The Fear of Panic Partnering
Approximately two-thirds of the women who took part in the study reported a fear of “panic partnering”, opting to freeze their eggs in the effort to avoid finding themselves in this situation a little further down the road. Panic partnering is defined as settling for a relationship with somebody for the simple fact that you don’t want to be left childless. Finding themselves in their late thirties with no children or a suitable mate sets some women into a frenzy to conceive. Women in this state were known to try and conceive with the first man they date, regardless of their suitability as potential fathers. Freezing their eggs could help these panic-stricken women to avoid conceiving irrationally with the wrong man and enable them to pursue motherhood with a more ideal partner in the future.
Slightly more than one-third of the women who participated in the study claimed the reason for freezing their eggs was the fear of regret if they didn’t. Most said they were concerned the day might come later in life when they wished they would’ve done so and they wouldn’t be able to forgive themselves for passing on the opportunity.

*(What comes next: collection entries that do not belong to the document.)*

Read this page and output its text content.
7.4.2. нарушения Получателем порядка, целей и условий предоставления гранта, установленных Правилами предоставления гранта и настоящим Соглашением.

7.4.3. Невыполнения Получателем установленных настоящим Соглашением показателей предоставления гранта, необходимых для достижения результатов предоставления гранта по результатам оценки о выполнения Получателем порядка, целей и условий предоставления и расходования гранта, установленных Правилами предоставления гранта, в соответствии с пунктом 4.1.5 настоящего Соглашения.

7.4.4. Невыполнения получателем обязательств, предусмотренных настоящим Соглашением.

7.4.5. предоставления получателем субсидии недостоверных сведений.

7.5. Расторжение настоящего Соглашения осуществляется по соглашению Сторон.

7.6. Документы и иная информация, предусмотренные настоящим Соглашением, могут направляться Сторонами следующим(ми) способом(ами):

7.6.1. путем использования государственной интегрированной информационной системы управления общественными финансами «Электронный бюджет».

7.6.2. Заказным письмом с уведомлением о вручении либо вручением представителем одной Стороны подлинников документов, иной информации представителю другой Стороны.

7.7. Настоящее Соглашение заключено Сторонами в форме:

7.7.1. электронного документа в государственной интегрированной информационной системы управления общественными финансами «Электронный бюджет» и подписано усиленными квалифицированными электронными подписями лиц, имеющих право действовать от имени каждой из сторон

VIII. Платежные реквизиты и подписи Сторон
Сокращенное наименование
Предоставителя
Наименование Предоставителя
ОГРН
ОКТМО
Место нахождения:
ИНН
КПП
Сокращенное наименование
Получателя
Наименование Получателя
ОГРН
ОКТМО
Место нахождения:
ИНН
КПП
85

Another 20 percent of the women in the study cited fertility issues or health problems as a factor in choosing to freeze their eggs. Polycystic ovary syndrome, endometriosis, blocked fallopian tubes and the risk of premature menopause were the most commonly offered maladies inciting their decision.
Contrary to the popular orthodoxy, it’s emerged that career and professional issues are the least likely reasons why some women decide to freeze their eggs. While older studies pay mention to it, women participating in newer research categorically reject the notion.
Some blame religion and the media for stigmatizing women who choose to have children later in life as people who callously put their careers ahead of family or children. While there’s obviously nothing wrong with women waiting to have children in the first place, this assertion simply isn’t true. Overwhelmingly, women choose to wait until they’re confident they’ve found the right mate and time to have children so they can be the best mothers they can possibly be. Freezing their eggs helps them to do so.